W piątek, po udanych testach przeprowadzonych w bazie wojskowej Oerland w okolicach Trondheim, maszyny zatankowane zrównoważonym paliwem lotniczym rozpoczęły służbę. Norweskie F-35 są przystosowane do paliwa wytwarzanego ze śmieci i domowych odpadków. Tym samym Norwegia stała się pierwszym krajem na świecie, który ma na wyposażeniu niskoemisyjne samoloty bojowe.
- Korzystając ze zrównoważonego paliwa, nie tylko zmniejszamy emisję CO2. Poprawiamy też nasze bezpieczeństwo dostaw.
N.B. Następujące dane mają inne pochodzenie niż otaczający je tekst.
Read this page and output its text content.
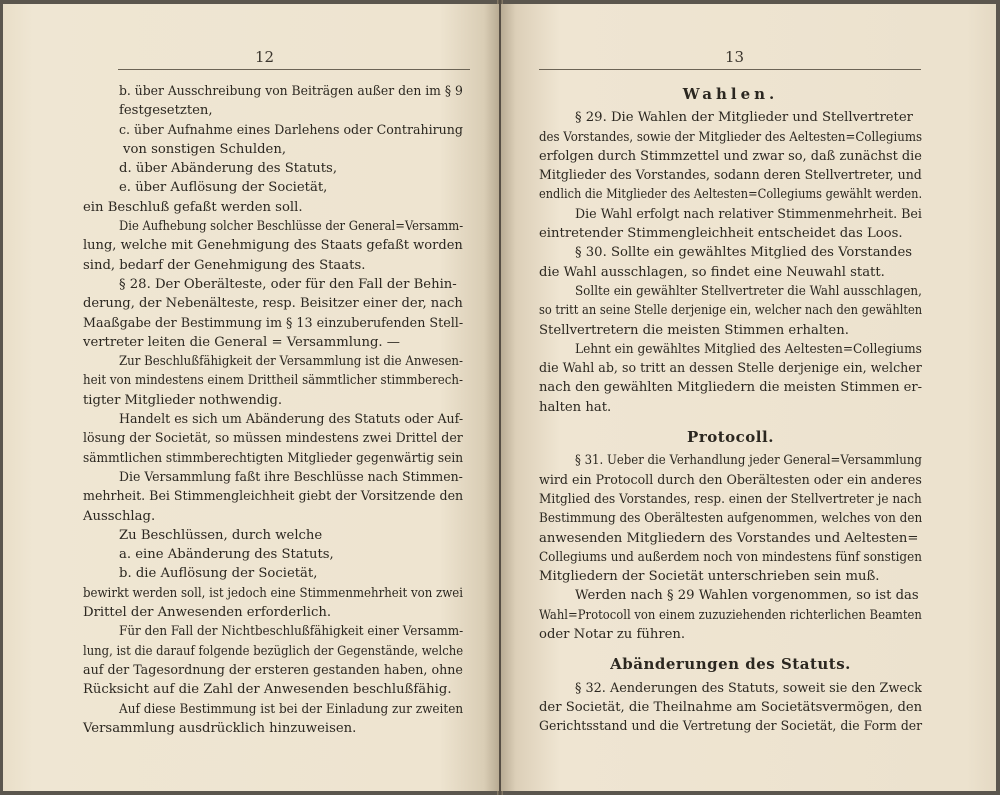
12
b. über Ausschreibung von Beiträgen außer den im § 9
festgesetzten,
c. über Aufnahme eines Darlehens oder Contrahirung
von sonstigen Schulden,
d. über Abänderung des Statuts,
e. über Auflösung der Societät,
ein Beschluß gefaßt werden soll.
Die Aufhebung solcher Beschlüsse der General=Versamm-
lung, welche mit Genehmigung des Staats gefaßt worden
sind, bedarf der Genehmigung des Staats.
§ 28. Der Oberälteste, oder für den Fall der Behin-
derung, der Nebenälteste, resp. Beisitzer einer der, nach
Maaßgabe der Bestimmung im § 13 einzuberufenden Stell-
vertreter leiten die General = Versammlung. —
Zur Beschlußfähigkeit der Versammlung ist die Anwesen-
heit von mindestens einem Drittheil sämmtlicher stimmberech-
tigter Mitglieder nothwendig.
Handelt es sich um Abänderung des Statuts oder Auf-
lösung der Societät, so müssen mindestens zwei Drittel der
sämmtlichen stimmberechtigten Mitglieder gegenwärtig sein
Die Versammlung faßt ihre Beschlüsse nach Stimmen-
mehrheit. Bei Stimmengleichheit giebt der Vorsitzende den
Ausschlag.
Zu Beschlüssen, durch welche
a. eine Abänderung des Statuts,
b. die Auflösung der Societät,
bewirkt werden soll, ist jedoch eine Stimmenmehrheit von zwei
Drittel der Anwesenden erforderlich.
Für den Fall der Nichtbeschlußfähigkeit einer Versamm-
lung, ist die darauf folgende bezüglich der Gegenstände, welche
auf der Tagesordnung der ersteren gestanden haben, ohne
Rücksicht auf die Zahl der Anwesenden beschlußfähig.
Auf diese Bestimmung ist bei der Einladung zur zweiten
Versammlung ausdrücklich hinzuweisen.
13
Wahlen.
§ 29. Die Wahlen der Mitglieder und Stellvertreter
des Vorstandes, sowie der Mitglieder des Aeltesten=Collegiums
erfolgen durch Stimmzettel und zwar so, daß zunächst die
Mitglieder des Vorstandes, sodann deren Stellvertreter, und
endlich die Mitglieder des Aeltesten=Collegiums gewählt werden.
Die Wahl erfolgt nach relativer Stimmenmehrheit. Bei
eintretender Stimmengleichheit entscheidet das Loos.
§ 30. Sollte ein gewähltes Mitglied des Vorstandes
die Wahl ausschlagen, so findet eine Neuwahl statt.
Sollte ein gewählter Stellvertreter die Wahl ausschlagen,
so tritt an seine Stelle derjenige ein, welcher nach den gewählten
Stellvertretern die meisten Stimmen erhalten.
Lehnt ein gewähltes Mitglied des Aeltesten=Collegiums
die Wahl ab, so tritt an dessen Stelle derjenige ein, welcher
nach den gewählten Mitgliedern die meisten Stimmen er-
halten hat.
Protocoll.
§ 31. Ueber die Verhandlung jeder General=Versammlung
wird ein Protocoll durch den Oberältesten oder ein anderes
Mitglied des Vorstandes, resp. einen der Stellvertreter je nach
Bestimmung des Oberältesten aufgenommen, welches von den
anwesenden Mitgliedern des Vorstandes und Aeltesten=
Collegiums und außerdem noch von mindestens fünf sonstigen
Mitgliedern der Societät unterschrieben sein muß.
Werden nach § 29 Wahlen vorgenommen, so ist das
Wahl=Protocoll von einem zuzuziehenden richterlichen Beamten
oder Notar zu führen.
Abänderungen des Statuts.
§ 32. Aenderungen des Statuts, soweit sie den Zweck
der Societät, die Theilnahme am Societätsvermögen, den
Gerichtsstand und die Vertretung der Societät, die Form der
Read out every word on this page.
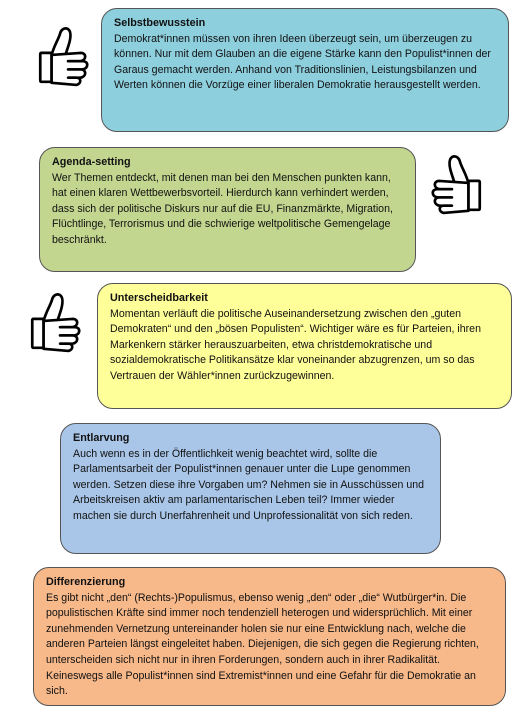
Selbstbewusstein
Demokrat*innen müssen von ihren Ideen überzeugt sein, um überzeugen zu können. Nur mit dem Glauben an die eigene Stärke kann den Populist*innen der Garaus gemacht werden. Anhand von Traditionslinien, Leistungsbilanzen und Werten können die Vorzüge einer liberalen Demokratie herausgestellt werden.
Agenda-setting
Wer Themen entdeckt, mit denen man bei den Menschen punkten kann, hat einen klaren Wettbewerbsvorteil. Hierdurch kann verhindert werden, dass sich der politische Diskurs nur auf die EU, Finanzmärkte, Migration, Flüchtlinge, Terrorismus und die schwierige weltpolitische Gemengelage beschränkt.
Unterscheidbarkeit
Momentan verläuft die politische Auseinandersetzung zwischen den „guten Demokraten“ und den „bösen Populisten“. Wichtiger wäre es für Parteien, ihren Markenkern stärker herauszuarbeiten, etwa christdemokratische und sozialdemokratische Politikansätze klar voneinander abzugrenzen, um so das Vertrauen der Wähler*innen zurückzugewinnen.
Entlarvung
Auch wenn es in der Öffentlichkeit wenig beachtet wird, sollte die Parlamentsarbeit der Populist*innen genauer unter die Lupe genommen werden. Setzen diese ihre Vorgaben um? Nehmen sie in Ausschüssen und Arbeitskreisen aktiv am parlamentarischen Leben teil? Immer wieder machen sie durch Unerfahrenheit und Unprofessionalität von sich reden.
Differenzierung
Es gibt nicht „den“ (Rechts-)Populismus, ebenso wenig „den“ oder „die“ Wutbürger*in. Die populistischen Kräfte sind immer noch tendenziell heterogen und widersprüchlich. Mit einer zunehmenden Vernetzung untereinander holen sie nur eine Entwicklung nach, welche die anderen Parteien längst eingeleitet haben. Diejenigen, die sich gegen die Regierung richten, unterscheiden sich nicht nur in ihren Forderungen, sondern auch in ihrer Radikalität. Keineswegs alle Populist*innen sind Extremist*innen und eine Gefahr für die Demokratie an sich.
Osiągamy cele klimatyczne, jednocześnie zwiększając naszą gotowość bojową - skomentował wprowadzenie zmodernizowanych myśliwców norweski minister obrony Bjoern Arild Gram.
SAF (Sustainable Aviation Fuel) to mieszanka tradycyjnego syntetycznego paliwa lotniczego i dodatków wytwarzanych z odpadów komunalnych. Składniki powstające z resztek po obraniu ziemniaków, skórek po bananach czy plastikowych opakowań stanowią w nim 40 proc.
Norweskie F-35
Norwegia ma 40 samolotów wielozadaniowych F-35. W ciągu najbliższych miesięcy otrzyma kolejnych sześć. Docelowo każdy ma być przystosowany do korzystania z paliwa pochodzącego częściowo ze śmieci. Przed Norweskimi Siłami Zbrojnymi postawiono zadanie osiągnięcia poziomu zerowej emisji dwutlenku węgla.
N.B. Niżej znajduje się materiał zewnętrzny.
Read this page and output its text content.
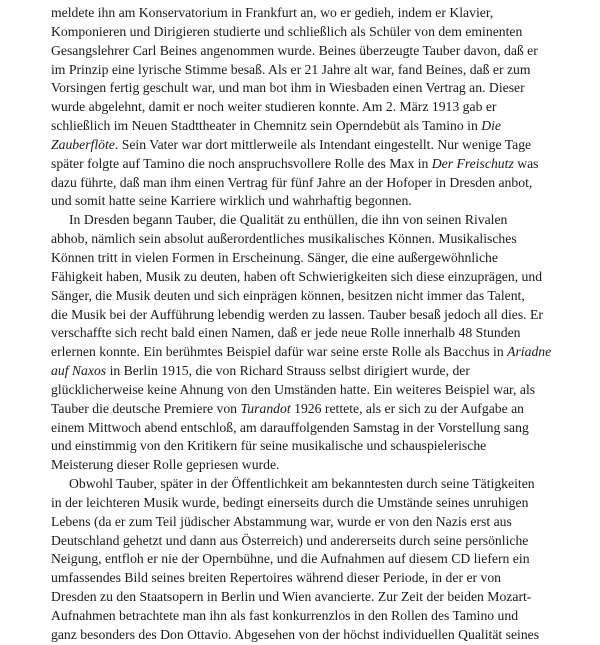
meldete ihn am Konservatorium in Frankfurt an, wo er gedieh, indem er Klavier,
Komponieren und Dirigieren studierte und schließlich als Schüler von dem eminenten
Gesangslehrer Carl Beines angenommen wurde. Beines überzeugte Tauber davon, daß er
im Prinzip eine lyrische Stimme besaß. Als er 21 Jahre alt war, fand Beines, daß er zum
Vorsingen fertig geschult war, und man bot ihm in Wiesbaden einen Vertrag an. Dieser
wurde abgelehnt, damit er noch weiter studieren konnte. Am 2. März 1913 gab er
schließlich im Neuen Stadttheater in Chemnitz sein Operndebüt als Tamino in Die
Zauberflöte. Sein Vater war dort mittlerweile als Intendant eingestellt. Nur wenige Tage
später folgte auf Tamino die noch anspruchsvollere Rolle des Max in Der Freischutz was
dazu führte, daß man ihm einen Vertrag für fünf Jahre an der Hofoper in Dresden anbot,
und somit hatte seine Karriere wirklich und wahrhaftig begonnen.
In Dresden begann Tauber, die Qualität zu enthüllen, die ihn von seinen Rivalen
abhob, nämlich sein absolut außerordentliches musikalisches Können. Musikalisches
Können tritt in vielen Formen in Erscheinung. Sänger, die eine außergewöhnliche
Fähigkeit haben, Musik zu deuten, haben oft Schwierigkeiten sich diese einzuprägen, und
Sänger, die Musik deuten und sich einprägen können, besitzen nicht immer das Talent,
die Musik bei der Aufführung lebendig werden zu lassen. Tauber besaß jedoch all dies. Er
verschaffte sich recht bald einen Namen, daß er jede neue Rolle innerhalb 48 Stunden
erlernen konnte. Ein berühmtes Beispiel dafür war seine erste Rolle als Bacchus in Ariadne
auf Naxos in Berlin 1915, die von Richard Strauss selbst dirigiert wurde, der
glücklicherweise keine Ahnung von den Umständen hatte. Ein weiteres Beispiel war, als
Tauber die deutsche Premiere von Turandot 1926 rettete, als er sich zu der Aufgabe an
einem Mittwoch abend entschloß, am darauffolgenden Samstag in der Vorstellung sang
und einstimmig von den Kritikern für seine musikalische und schauspielerische
Meisterung dieser Rolle gepriesen wurde.
Obwohl Tauber, später in der Öffentlichkeit am bekanntesten durch seine Tätigkeiten
in der leichteren Musik wurde, bedingt einerseits durch die Umstände seines unruhigen
Lebens (da er zum Teil jüdischer Abstammung war, wurde er von den Nazis erst aus
Deutschland gehetzt und dann aus Österreich) und andererseits durch seine persönliche
Neigung, entfloh er nie der Opernbühne, und die Aufnahmen auf diesem CD liefern ein
umfassendes Bild seines breiten Repertoires während dieser Periode, in der er von
Dresden zu den Staatsopern in Berlin und Wien avancierte. Zur Zeit der beiden Mozart-
Aufnahmen betrachtete man ihn als fast konkurrenzlos in den Rollen des Tamino und
ganz besonders des Don Ottavio. Abgesehen von der höchst individuellen Qualität seines
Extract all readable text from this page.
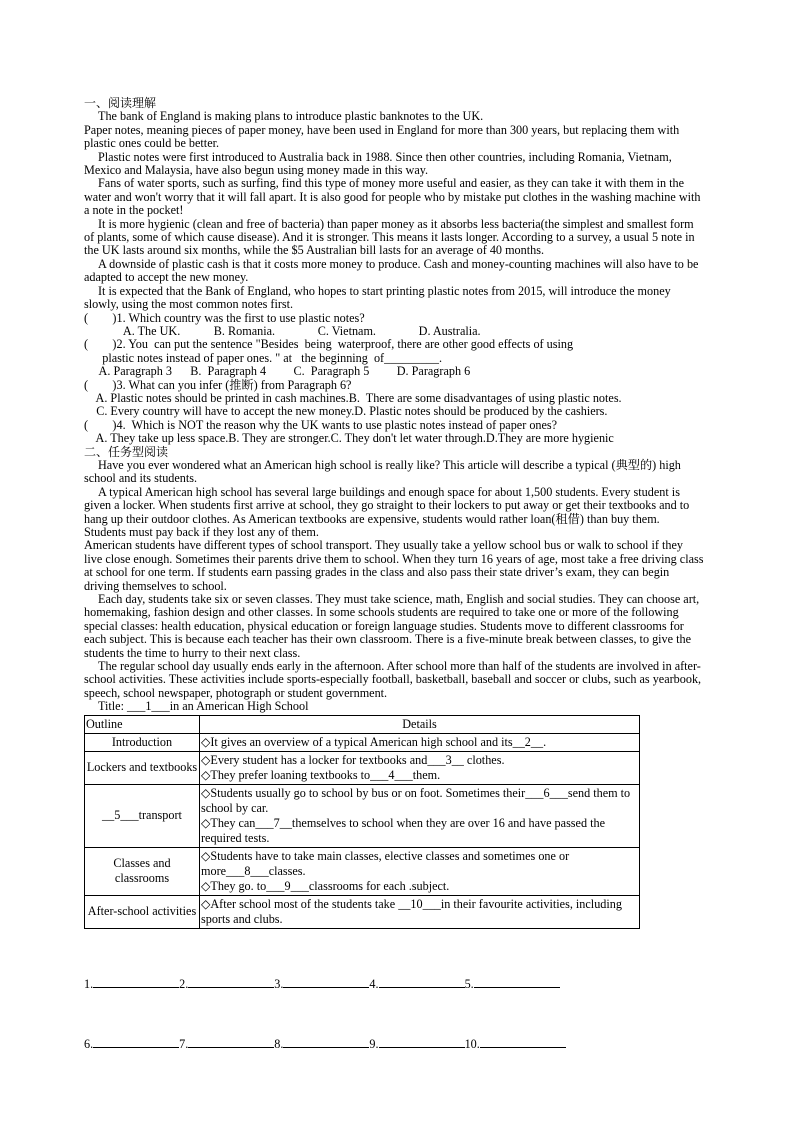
一、阅读理解

The bank of England is making plans to introduce plastic banknotes to the UK.

Paper notes, meaning pieces of paper money, have been used in England for more than 300 years, but replacing them with plastic ones could be better.

Plastic notes were first introduced to Australia back in 1988. Since then other countries, including Romania, Vietnam, Mexico and Malaysia, have also begun using money made in this way.

Fans of water sports, such as surfing, find this type of money more useful and easier, as they can take it with them in the water and won't worry that it will fall apart. It is also good for people who by mistake put clothes in the washing machine with a note in the pocket!

It is more hygienic (clean and free of bacteria) than paper money as it absorbs less bacteria(the simplest and smallest form of plants, some of which cause disease). And it is stronger. This means it lasts longer. According to a survey, a usual 5 note in the UK lasts around six months, while the $5 Australian bill lasts for an average of 40 months.

A downside of plastic cash is that it costs more money to produce. Cash and money-counting machines will also have to be adapted to accept the new money.

It is expected that the Bank of England, who hopes to start printing plastic notes from 2015, will introduce the money slowly, using the most common notes first.

(        )1. Which country was the first to use plastic notes?

A. The UK.           B. Romania.              C. Vietnam.              D. Australia.

(        )2. You  can put the sentence "Besides  being  waterproof, there are other good effects of using

plastic notes instead of paper ones. " at   the beginning  of_________.

A. Paragraph 3      B.  Paragraph 4         C.  Paragraph 5         D. Paragraph 6

(        )3. What can you infer (推断) from Paragraph 6?

A. Plastic notes should be printed in cash machines.B.  There are some disadvantages of using plastic notes.

C. Every country will have to accept the new money.D. Plastic notes should be produced by the cashiers.

(        )4.  Which is NOT the reason why the UK wants to use plastic notes instead of paper ones?

A. They take up less space.B. They are stronger.C. They don't let water through.D.They are more hygienic

二、任务型阅读

Have you ever wondered what an American high school is really like? This article will describe a typical (典型的) high school and its students.

A typical American high school has several large buildings and enough space for about 1,500 students. Every student is given a locker. When students first arrive at school, they go straight to their lockers to put away or get their textbooks and to hang up their outdoor clothes. As American textbooks are expensive, students would rather loan(租借) than buy them. Students must pay back if they lost any of them.

American students have different types of school transport. They usually take a yellow school bus or walk to school if they live close enough. Sometimes their parents drive them to school. When they turn 16 years of age, most take a free driving class at school for one term. If students earn passing grades in the class and also pass their state driver’s exam, they can begin driving themselves to school.

Each day, students take six or seven classes. They must take science, math, English and social studies. They can choose art, homemaking, fashion design and other classes. In some schools students are required to take one or more of the following special classes: health education, physical education or foreign language studies. Students move to different classrooms for each subject. This is because each teacher has their own classroom. There is a five-minute break between classes, to give the students the time to hurry to their next class.

The regular school day usually ends early in the afternoon. After school more than half of the students are involved in after-school activities. These activities include sports-especially football, basketball, baseball and soccer or clubs, such as yearbook, speech, school newspaper, photograph or student government.

Title: ___1___in an American High School

Outline	Details
Introduction	◇It gives an overview of a typical American high school and its__2__.

Lockers and textbooks	◇Every student has a locker for textbooks and___3__ clothes.
◇They prefer loaning textbooks to___4___them.

__5___transport	◇Students usually go to school by bus or on foot. Sometimes their___6___send them to school by car.
◇They can___7__themselves to school when they are over 16 and have passed the required tests.

Classes and classrooms	◇Students have to take main classes, elective classes and sometimes one or more___8___classes.
◇They go. to___9___classrooms for each .subject.

After-school activities	◇After school most of the students take __10___in their favourite activities, including sports and clubs.

1.	2.	3.	4.	5.

6.	7.	8.	9.	10.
Do 2030 r. sprzęt operacyjny norweskiej armii ma zredukować ślad węglowy o jedną piątą. W lotnictwie wojskowym najwięcej dwutlenku węgla wytwarzają samoloty myśliwskie. Cele klimatyczne nie były jednak jedynym powodem modyfikacji maszyn; chodziło też o uniezależnienie sił zbrojnych od zewnętrznych dostaw paliwa.